CNBC’s Power Lunch brings breaking news from Phil Lebeau:
“We’re comparing what may be the slowest month since the early ’80s with February of last year. Ford sales down 46.3%. Unadjusted down more than 48%. The split between cars and trucks; car sales unadjusted down 40.8%, trucks down 54%. This is roughly in line with what most on Wall Street were expecting. I talked to the few analysts in the last week and they said don’t be surprised if we see Ford sales dropping anywhere between 45% and 50%.
While these results were about what Wall Street analysts had expected, they still come as a little bit of a shock. Interesting that even with gas prices down substantially from this time last year, Ford (F) truck sales are a particularly weak portion of the results. The troubles for U.S. automakers has not been relieved at all at this point, as consumers are holding off on big purchases right now. The trend is apparent in everything from autos all the way to home sales. Also today, the National Association of Realtors reported pending home sales fell 7.7% in January, and the tracking index is at the lowest point since 2001.

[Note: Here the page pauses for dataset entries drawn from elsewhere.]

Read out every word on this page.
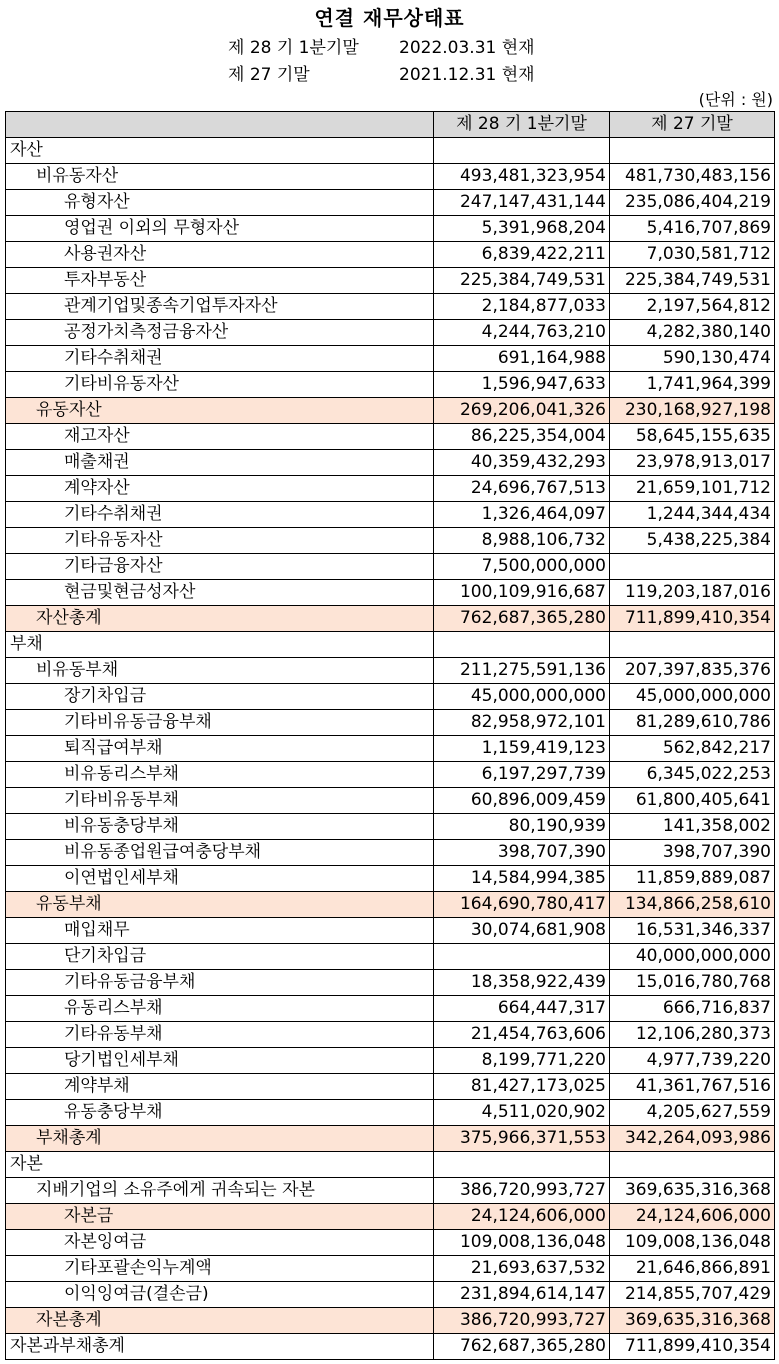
연결 재무상태표
제 28 기 1분기말 2022.03.31 현재
제 27 기말	2021.12.31 현재
(단위 : 원)
	제 28 기 1분기말	제 27 기말
자산		
비유동자산	493,481,323,954	481,730,483,156
유형자산	247,147,431,144	235,086,404,219
영업권 이외의 무형자산	5,391,968,204	5,416,707,869
사용권자산	6,839,422,211	7,030,581,712
투자부동산	225,384,749,531	225,384,749,531
관계기업및종속기업투자자산	2,184,877,033	2,197,564,812
공정가치측정금융자산	4,244,763,210	4,282,380,140
기타수취채권	691,164,988	590,130,474
기타비유동자산	1,596,947,633	1,741,964,399
유동자산	269,206,041,326	230,168,927,198
재고자산	86,225,354,004	58,645,155,635
매출채권	40,359,432,293	23,978,913,017
계약자산	24,696,767,513	21,659,101,712
기타수취채권	1,326,464,097	1,244,344,434
기타유동자산	8,988,106,732	5,438,225,384
기타금융자산	7,500,000,000	
현금및현금성자산	100,109,916,687	119,203,187,016
자산총계	762,687,365,280	711,899,410,354
부채		
비유동부채	211,275,591,136	207,397,835,376
장기차입금	45,000,000,000	45,000,000,000
기타비유동금융부채	82,958,972,101	81,289,610,786
퇴직급여부채	1,159,419,123	562,842,217
비유동리스부채	6,197,297,739	6,345,022,253
기타비유동부채	60,896,009,459	61,800,405,641
비유동충당부채	80,190,939	141,358,002
비유동종업원급여충당부채	398,707,390	398,707,390
이연법인세부채	14,584,994,385	11,859,889,087
유동부채	164,690,780,417	134,866,258,610
매입채무	30,074,681,908	16,531,346,337
단기차입금		40,000,000,000
기타유동금융부채	18,358,922,439	15,016,780,768
유동리스부채	664,447,317	666,716,837
기타유동부채	21,454,763,606	12,106,280,373
당기법인세부채	8,199,771,220	4,977,739,220
계약부채	81,427,173,025	41,361,767,516
유동충당부채	4,511,020,902	4,205,627,559
부채총계	375,966,371,553	342,264,093,986
자본		
지배기업의 소유주에게 귀속되는 자본	386,720,993,727	369,635,316,368
자본금	24,124,606,000	24,124,606,000
자본잉여금	109,008,136,048	109,008,136,048
기타포괄손익누계액	21,693,637,532	21,646,866,891
이익잉여금(결손금)	231,894,614,147	214,855,707,429
자본총계	386,720,993,727	369,635,316,368
자본과부채총계	762,687,365,280	711,899,410,354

With unemployment raising and the financial markets in a frenzy, there is little incentive for consumers to go out on a limb and make larger purchases right now. However, these are cyclical markets and it is hard to imagine that the indicators could get much worse. One potential reason for the slow down in larger purchases is because of the lack of available credit. We can hope that as the Treasury TALF and TARP programs begin to have an effect on the economy that credit concerns will abate somewhat. The Treasury hopes that lubricating the credit markets will be a catalyst for a broad economic recovery.